Our understanding of the natural history and management of molar pregnancy and GTN has advanced considerably in recent years. While most patients can anticipate a high cure rate, efforts are still necessary to develop effective new second-line therapies for patients with drug-resistant disease.

摘要

目的

进行本综述以描述当前对葡萄胎和持续性妊娠滋养细胞肿瘤(GTN)自然史的认识以及它们在治疗方面的最新进展。

材料与方法

对与葡萄胎和GTN相关的近期文献进行全面分析,以全面综述它们发病机制和治疗的当前知识。

结果

对家族性复发性葡萄胎患者的研究表明,亲本印记基因的失调在完全性葡萄胎(CHM)的发病机制中很重要。

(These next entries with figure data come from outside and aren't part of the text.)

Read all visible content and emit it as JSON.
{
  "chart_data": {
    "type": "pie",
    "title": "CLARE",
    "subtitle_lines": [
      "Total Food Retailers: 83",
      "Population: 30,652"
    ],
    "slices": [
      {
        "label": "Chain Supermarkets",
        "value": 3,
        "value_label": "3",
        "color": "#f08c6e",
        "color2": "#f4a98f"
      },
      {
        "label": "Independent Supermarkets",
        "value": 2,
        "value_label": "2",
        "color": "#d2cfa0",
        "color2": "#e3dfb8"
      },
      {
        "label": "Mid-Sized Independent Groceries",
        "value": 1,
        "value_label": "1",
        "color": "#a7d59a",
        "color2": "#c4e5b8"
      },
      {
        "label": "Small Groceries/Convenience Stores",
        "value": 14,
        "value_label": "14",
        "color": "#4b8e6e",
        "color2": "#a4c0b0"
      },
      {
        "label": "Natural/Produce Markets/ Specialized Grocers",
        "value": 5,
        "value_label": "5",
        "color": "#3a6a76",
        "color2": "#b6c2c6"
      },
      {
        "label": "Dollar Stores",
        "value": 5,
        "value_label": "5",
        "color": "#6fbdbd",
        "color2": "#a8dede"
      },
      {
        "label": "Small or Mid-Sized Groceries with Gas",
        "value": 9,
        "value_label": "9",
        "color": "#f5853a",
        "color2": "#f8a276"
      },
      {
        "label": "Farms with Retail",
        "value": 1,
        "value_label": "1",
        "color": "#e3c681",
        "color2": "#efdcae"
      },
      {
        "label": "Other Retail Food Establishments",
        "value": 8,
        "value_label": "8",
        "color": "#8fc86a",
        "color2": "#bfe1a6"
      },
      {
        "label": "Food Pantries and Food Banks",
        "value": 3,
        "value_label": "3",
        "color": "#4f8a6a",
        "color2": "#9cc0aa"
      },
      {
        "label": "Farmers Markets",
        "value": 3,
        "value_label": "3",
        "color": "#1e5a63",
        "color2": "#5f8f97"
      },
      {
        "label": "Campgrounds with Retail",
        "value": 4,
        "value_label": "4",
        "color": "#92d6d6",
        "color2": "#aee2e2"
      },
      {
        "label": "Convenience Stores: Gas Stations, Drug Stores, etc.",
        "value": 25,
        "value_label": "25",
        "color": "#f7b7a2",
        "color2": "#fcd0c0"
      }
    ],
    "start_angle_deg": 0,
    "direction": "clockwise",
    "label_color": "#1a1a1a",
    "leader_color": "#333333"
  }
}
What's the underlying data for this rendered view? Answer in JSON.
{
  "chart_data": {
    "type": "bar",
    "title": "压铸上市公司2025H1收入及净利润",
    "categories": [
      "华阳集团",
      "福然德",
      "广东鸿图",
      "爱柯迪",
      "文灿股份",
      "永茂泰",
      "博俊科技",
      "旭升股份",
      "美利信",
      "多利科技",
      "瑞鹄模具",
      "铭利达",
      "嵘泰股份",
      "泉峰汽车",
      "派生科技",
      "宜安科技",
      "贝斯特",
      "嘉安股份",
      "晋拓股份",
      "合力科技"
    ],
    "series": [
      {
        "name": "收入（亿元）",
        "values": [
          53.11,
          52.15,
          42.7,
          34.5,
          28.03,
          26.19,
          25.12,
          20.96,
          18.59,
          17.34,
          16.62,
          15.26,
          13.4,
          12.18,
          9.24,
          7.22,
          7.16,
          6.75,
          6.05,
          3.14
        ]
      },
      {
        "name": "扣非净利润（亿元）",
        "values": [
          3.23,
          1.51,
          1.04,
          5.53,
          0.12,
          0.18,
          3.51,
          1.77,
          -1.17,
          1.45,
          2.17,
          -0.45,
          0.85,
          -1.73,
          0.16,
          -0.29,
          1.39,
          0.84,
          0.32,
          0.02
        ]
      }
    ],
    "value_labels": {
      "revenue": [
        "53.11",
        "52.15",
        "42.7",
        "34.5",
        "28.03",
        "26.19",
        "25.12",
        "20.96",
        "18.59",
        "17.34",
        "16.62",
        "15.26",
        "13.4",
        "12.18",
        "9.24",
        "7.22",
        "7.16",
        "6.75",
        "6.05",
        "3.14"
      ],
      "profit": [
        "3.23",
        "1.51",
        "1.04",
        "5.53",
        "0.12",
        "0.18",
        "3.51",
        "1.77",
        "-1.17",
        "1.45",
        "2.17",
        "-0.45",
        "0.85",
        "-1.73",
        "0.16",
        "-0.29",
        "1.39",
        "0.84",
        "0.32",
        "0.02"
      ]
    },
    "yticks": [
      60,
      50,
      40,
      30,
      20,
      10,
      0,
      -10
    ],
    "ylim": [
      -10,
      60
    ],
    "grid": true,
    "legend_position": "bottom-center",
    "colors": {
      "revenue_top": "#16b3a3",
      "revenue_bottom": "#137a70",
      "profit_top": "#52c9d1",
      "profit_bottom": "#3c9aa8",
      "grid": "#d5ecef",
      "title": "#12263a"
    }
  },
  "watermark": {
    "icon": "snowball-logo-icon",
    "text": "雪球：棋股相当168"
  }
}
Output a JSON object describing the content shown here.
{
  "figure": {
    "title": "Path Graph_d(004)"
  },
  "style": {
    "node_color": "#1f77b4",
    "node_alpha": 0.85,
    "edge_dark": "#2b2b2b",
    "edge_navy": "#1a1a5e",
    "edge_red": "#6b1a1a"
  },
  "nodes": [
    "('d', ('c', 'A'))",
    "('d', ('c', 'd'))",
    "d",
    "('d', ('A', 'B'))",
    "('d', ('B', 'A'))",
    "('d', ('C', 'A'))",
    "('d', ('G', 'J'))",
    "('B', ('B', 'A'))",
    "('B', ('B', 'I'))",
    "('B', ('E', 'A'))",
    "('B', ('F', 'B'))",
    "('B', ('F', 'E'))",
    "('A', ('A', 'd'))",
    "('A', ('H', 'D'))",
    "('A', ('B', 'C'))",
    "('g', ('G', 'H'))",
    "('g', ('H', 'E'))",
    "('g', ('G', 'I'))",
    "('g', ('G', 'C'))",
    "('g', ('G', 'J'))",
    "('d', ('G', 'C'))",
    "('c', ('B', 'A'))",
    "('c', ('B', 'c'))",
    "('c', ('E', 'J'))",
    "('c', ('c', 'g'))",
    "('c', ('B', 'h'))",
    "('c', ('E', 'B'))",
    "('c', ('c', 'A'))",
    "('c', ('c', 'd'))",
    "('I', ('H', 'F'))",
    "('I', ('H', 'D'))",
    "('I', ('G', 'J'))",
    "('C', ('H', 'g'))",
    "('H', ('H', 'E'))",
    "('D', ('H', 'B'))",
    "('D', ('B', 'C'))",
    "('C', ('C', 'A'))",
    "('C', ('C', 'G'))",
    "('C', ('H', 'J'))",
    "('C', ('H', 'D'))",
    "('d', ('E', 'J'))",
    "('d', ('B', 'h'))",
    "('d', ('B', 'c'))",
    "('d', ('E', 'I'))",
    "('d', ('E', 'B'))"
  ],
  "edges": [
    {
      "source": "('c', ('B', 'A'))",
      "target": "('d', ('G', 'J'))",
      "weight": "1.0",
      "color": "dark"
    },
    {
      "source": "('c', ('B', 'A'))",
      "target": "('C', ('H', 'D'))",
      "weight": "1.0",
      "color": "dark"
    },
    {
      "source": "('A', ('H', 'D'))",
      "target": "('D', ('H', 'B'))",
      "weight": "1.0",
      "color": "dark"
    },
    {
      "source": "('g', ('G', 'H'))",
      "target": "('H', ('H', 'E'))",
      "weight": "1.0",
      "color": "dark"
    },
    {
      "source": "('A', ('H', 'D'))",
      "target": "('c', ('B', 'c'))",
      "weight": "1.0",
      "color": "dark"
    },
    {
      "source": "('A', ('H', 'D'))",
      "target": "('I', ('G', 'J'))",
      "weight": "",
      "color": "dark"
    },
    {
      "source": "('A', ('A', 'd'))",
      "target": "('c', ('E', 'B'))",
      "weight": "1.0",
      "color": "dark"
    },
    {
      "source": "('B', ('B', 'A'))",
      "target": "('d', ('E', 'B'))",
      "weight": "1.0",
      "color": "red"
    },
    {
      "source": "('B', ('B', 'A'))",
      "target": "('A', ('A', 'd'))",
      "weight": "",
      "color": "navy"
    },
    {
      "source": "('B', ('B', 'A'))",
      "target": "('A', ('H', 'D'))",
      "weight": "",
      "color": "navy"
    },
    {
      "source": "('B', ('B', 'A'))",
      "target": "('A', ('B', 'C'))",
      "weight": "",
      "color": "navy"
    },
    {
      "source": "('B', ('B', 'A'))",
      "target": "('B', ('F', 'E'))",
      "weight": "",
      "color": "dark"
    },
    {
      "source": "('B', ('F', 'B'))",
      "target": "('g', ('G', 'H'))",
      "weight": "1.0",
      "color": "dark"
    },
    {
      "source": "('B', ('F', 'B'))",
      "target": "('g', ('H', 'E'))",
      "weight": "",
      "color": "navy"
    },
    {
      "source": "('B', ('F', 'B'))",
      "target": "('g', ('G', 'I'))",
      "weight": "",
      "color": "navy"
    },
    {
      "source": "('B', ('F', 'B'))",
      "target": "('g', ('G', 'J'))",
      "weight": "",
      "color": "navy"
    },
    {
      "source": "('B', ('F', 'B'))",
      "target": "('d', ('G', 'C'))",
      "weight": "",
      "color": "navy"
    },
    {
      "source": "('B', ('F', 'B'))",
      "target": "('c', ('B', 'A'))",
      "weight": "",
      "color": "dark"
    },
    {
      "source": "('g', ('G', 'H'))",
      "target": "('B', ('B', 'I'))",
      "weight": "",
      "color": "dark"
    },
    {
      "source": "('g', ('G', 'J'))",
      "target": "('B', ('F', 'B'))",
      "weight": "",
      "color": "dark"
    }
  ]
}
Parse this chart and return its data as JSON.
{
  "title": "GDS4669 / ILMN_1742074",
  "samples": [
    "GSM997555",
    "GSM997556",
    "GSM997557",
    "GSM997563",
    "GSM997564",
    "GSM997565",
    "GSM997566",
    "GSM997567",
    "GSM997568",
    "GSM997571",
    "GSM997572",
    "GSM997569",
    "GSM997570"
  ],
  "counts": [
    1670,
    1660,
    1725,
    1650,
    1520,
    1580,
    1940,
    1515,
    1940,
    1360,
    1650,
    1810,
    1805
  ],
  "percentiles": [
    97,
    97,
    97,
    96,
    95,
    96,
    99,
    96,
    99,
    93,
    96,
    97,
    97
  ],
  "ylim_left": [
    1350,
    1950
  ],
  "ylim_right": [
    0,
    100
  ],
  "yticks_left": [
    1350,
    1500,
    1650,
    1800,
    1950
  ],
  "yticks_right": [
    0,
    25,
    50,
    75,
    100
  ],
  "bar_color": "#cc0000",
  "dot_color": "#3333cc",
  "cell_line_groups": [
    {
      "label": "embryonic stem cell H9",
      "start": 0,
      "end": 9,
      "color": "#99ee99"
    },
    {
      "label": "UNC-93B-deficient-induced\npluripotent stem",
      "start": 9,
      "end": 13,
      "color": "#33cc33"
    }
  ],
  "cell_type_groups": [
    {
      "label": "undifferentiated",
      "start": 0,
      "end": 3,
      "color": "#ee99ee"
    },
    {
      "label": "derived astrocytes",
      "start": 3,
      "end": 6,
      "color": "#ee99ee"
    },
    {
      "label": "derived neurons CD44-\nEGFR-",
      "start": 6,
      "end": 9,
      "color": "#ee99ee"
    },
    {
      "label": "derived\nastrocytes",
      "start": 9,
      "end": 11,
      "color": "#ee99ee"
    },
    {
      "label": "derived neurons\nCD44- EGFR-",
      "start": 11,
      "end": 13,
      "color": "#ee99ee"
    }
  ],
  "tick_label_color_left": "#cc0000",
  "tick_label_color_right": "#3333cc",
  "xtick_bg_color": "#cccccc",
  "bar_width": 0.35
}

现在CHM在妊娠早期即孕早期被更早诊断,这改变了临床表现,使其组织学表现更类似于部分性葡萄胎(PHM)和水肿性流产。虽然CHM的典型表现症状较少见,但发生GTN的风险保持不变。对母源表达基因进行流式细胞术和免疫染色有助于区分早期CHM与PHM或水肿性流产。葡萄胎患者即使达到一个不可检测的人绒毛膜促性腺激素(hCG)水平(hCG<5 mIU/ml)后发生持续性GTN的风险也较低。hCG持续低水平的患者应进行检查以确定hCG是真实的还是假阳性。如果hCG是真实的,那么进一步检查应确定总hCG中高糖基化hCG和游离β亚基的百分比,以建立正确诊断并采取适当治疗。非转移性GTN患者使用包括甲氨蝶呤和放线菌素D在内的许多不同单药方案有较高的缓解率。高危转移性GTN患者需要积极的联合化疗并结合手术和放疗以实现缓解。实现缓解后,患者未来一般可预期正常生育。

结论

近年来,我们对葡萄胎和GTN自然史及治疗的认识有了很大进展。虽然大多数患者可预期高治愈率,但仍需要努力为耐药疾病患者开发有效的新二线治疗方法。